Capacity building needs identified during the assessment
At the beginning of the assessment, the analytical framework and methodology of MA were new to Vietnamese researchers so they had to update information and knowledge on these. The researchers also learnt more about how to use ecosystem approaches in assessing natural resources and strengthening conservation and use of natural resources in sustainable ways. Besides that, they were required to improve their understanding of working with community and doing community-based research. Consequently, the assessment results were highly evaluated and used by local people and communities.

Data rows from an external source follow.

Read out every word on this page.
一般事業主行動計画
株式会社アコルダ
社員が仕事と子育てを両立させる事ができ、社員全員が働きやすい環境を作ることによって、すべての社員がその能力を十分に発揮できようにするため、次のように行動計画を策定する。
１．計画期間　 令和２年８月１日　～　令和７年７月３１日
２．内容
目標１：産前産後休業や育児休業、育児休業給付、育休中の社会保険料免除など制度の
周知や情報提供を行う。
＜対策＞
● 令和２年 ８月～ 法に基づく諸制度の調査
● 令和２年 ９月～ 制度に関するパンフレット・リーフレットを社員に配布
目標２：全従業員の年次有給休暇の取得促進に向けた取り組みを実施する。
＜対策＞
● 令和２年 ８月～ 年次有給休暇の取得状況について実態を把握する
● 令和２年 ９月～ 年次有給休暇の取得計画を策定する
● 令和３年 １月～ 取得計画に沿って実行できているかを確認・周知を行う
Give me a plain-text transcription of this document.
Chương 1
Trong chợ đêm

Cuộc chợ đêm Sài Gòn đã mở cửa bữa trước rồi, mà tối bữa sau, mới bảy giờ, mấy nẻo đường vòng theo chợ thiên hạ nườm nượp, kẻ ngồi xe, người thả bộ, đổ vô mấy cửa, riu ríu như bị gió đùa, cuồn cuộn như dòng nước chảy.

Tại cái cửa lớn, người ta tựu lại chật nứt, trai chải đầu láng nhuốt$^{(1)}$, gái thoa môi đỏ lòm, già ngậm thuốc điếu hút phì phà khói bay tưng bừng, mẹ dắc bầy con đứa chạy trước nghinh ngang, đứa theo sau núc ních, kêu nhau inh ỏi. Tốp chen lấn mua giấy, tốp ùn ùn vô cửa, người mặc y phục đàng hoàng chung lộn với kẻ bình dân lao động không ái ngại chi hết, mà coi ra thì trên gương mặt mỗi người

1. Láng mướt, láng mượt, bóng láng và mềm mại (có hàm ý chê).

Actions taken by the assessment to build capacity
Access to funding, Sharing of data/repatriation of data, Workshops, Developing/promoting and providing access to support tools, Formal training, Communication and awareness raising
How have gaps in capacity been communicated to the different stakeholders
Limited understanding on actual exploitation and use of ecosystems and their services is one of challenges the assessment faced. Therefore, we had many field trips to the emergent areas in the study areas to discuss with the local people and officials about their exploitation and use of ecosystems and their services and explore problems observed during the exploitation process. Based on the information obtained from the discussions we identified solutions for each areas as well as the whole region to exploit and use ecosystems and their services for sustainable development, protecting ecosystems and improving human well-being.
Gaps in knowledge identified from the assessment
The researchers lacked indigenous knowledge on exploitation and conservation of ecosystems and their services. And their understanding of nature of ecosystems was poor, especially of functions of regulating and supporting services. This limited the assessment of these regulating and supporting services.
How gaps in knowledge have been communicated to the different stakeholders
We discussed with local people and authorities to get their knowledge about these issues, for example the roles of mangrove and Melaleuca forests in regulating climate and preventing soil erosion and aluminization in the inland areas and food chains for natural aquatic species in mangrove and inland Melaleuca forests.
Additional relevant information
Following the 1st–phase assessment results, we have a proposal for the 2nd phase of the assessment titled “continuing assessment on climate change trends of ecosystems and their services in wetlands in Mekong Delta to build development scenarios and to propose sustainable management solutions” under the under the Follow-up to the Millennium Ecosystem Assessment, which was approved in 2009 and we are waiting for funding to implement it.